The steering is wonderful too, slower and less hyperactive than a 458’s, but with more feedback about what the front wheels are finding. And the more relaxed rack means that despite firm suspension, the nose doesn’t sniff out and follow each bump and rut as the Squadra Corse flies along. The normal Gallardo is remarkably supple, but this one has a harder edge, more so than Audi’s own version of the Superleggera, the R8 V10 Plus. Technology has moved on with the McLaren 12C’s ProActive Chassis Control too, but the Squadra Corse remains just on the right side of what is acceptable: the suspension is busy down a bumpy road, but it rarely gets bad enough to distract you from enjoying every last millimetre of throttle travel.
It’s the same with the gearbox.
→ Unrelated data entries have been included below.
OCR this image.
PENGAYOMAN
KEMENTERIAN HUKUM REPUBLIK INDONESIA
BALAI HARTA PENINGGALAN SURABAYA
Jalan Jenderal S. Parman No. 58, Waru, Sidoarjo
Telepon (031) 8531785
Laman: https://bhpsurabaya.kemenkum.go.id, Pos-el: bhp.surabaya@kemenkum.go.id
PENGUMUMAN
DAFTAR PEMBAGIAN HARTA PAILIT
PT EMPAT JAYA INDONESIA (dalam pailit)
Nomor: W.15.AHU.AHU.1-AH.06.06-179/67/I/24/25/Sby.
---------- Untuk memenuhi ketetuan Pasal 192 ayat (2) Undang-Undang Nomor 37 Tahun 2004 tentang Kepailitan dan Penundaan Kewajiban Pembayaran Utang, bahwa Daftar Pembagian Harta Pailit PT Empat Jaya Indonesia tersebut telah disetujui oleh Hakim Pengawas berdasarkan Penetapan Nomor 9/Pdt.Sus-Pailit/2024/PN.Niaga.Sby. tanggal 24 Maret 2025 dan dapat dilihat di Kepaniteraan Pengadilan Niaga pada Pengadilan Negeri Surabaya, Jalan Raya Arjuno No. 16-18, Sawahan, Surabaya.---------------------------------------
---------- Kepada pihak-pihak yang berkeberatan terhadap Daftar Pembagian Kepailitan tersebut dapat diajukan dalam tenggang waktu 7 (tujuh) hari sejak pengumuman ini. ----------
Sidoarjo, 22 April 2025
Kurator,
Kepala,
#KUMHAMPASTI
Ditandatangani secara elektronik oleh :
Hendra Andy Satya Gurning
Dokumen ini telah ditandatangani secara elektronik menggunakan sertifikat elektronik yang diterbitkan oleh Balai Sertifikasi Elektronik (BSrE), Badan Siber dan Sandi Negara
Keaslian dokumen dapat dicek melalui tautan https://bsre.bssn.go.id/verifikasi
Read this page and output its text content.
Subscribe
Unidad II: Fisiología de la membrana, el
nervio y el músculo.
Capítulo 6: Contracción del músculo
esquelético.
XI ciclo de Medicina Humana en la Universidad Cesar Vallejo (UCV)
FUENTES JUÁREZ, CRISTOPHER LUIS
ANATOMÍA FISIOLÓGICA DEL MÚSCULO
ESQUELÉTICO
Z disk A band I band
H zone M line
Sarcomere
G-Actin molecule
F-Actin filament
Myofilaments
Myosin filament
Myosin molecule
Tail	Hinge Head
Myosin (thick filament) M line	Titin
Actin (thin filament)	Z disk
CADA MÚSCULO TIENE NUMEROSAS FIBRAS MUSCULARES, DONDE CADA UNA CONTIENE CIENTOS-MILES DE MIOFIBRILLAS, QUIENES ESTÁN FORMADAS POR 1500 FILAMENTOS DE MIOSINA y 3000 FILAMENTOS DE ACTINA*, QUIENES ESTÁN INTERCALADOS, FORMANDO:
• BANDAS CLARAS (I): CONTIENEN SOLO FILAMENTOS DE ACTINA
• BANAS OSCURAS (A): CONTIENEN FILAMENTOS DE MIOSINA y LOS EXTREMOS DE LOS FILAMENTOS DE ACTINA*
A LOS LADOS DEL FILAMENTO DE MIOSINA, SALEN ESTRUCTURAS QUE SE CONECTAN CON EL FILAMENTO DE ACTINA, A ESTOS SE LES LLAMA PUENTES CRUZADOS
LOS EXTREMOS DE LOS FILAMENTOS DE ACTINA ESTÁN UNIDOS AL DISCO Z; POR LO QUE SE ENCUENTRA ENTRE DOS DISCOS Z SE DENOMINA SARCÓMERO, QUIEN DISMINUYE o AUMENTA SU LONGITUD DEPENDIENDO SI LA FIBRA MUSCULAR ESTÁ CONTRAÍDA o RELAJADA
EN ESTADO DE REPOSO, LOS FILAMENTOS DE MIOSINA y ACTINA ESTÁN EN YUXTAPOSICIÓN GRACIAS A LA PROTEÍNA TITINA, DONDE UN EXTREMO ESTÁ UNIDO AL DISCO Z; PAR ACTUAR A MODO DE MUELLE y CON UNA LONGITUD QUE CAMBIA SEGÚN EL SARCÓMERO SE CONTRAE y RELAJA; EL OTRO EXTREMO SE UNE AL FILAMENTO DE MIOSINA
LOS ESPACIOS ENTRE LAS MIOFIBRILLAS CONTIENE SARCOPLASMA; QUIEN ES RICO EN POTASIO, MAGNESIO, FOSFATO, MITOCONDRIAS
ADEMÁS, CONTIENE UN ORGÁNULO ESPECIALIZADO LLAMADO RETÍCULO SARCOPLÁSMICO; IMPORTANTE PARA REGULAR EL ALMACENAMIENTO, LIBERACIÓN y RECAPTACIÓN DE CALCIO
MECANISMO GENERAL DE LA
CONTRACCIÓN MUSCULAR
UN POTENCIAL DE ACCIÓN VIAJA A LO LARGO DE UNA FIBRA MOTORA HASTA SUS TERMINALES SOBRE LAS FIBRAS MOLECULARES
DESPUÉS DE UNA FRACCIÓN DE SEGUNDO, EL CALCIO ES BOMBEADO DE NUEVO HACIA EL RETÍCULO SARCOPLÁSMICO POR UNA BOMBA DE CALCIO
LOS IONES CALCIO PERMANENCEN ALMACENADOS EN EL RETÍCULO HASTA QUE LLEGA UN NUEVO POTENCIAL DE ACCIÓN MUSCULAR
Automated manuals were once the only solution if you wanted a two-pedal transmission that could give you a thump in the back, but now a twin-clutch ’box can be smooth and refined, and engineered to smack through the gears as well. So in Auto the Squadra Corse’s E-gear is clunky, and in Corsa it sends a shockwave through the Gallardo that would probably upset the ESP if the more aggressive gearshift mode didn’t simultaneously dial back the electronic safety net. But use E-gear in halfway house Sport mode and each time you grab a bull-horn-shaped paddle you’ll never think about how many clutches you have or that you might want the shifts to be faster. It’s only the brakes that deserve any criticism: no one but Ferrari and Porsche can get the pedal feel of carbon-ceramics right, and the Squadra Corse still has a dead spot of travel that’s always afflicted the Gallardo.
I love it though. The Gallardo’s never been perfect, never been as usable as a Porsche 911 or as delicately balance as a Ferrari 458, but there’s never been anything like it either. A decade after launch it’s still madder and badder, meaner and louder than any rival. The Miura or the Countach might have had a bigger influence on the automotive world, might have been on more bedroom walls, but it’s the Gallardo that’s the most important car in Lamborghini’s 50-year history. Better yet, it’s grown old disgracefully, and with typical Lamborghini flamboyance, signed off with an enormous rear wing strapped onto it. Goodbye Gallardo, we’ll miss locking horns with you.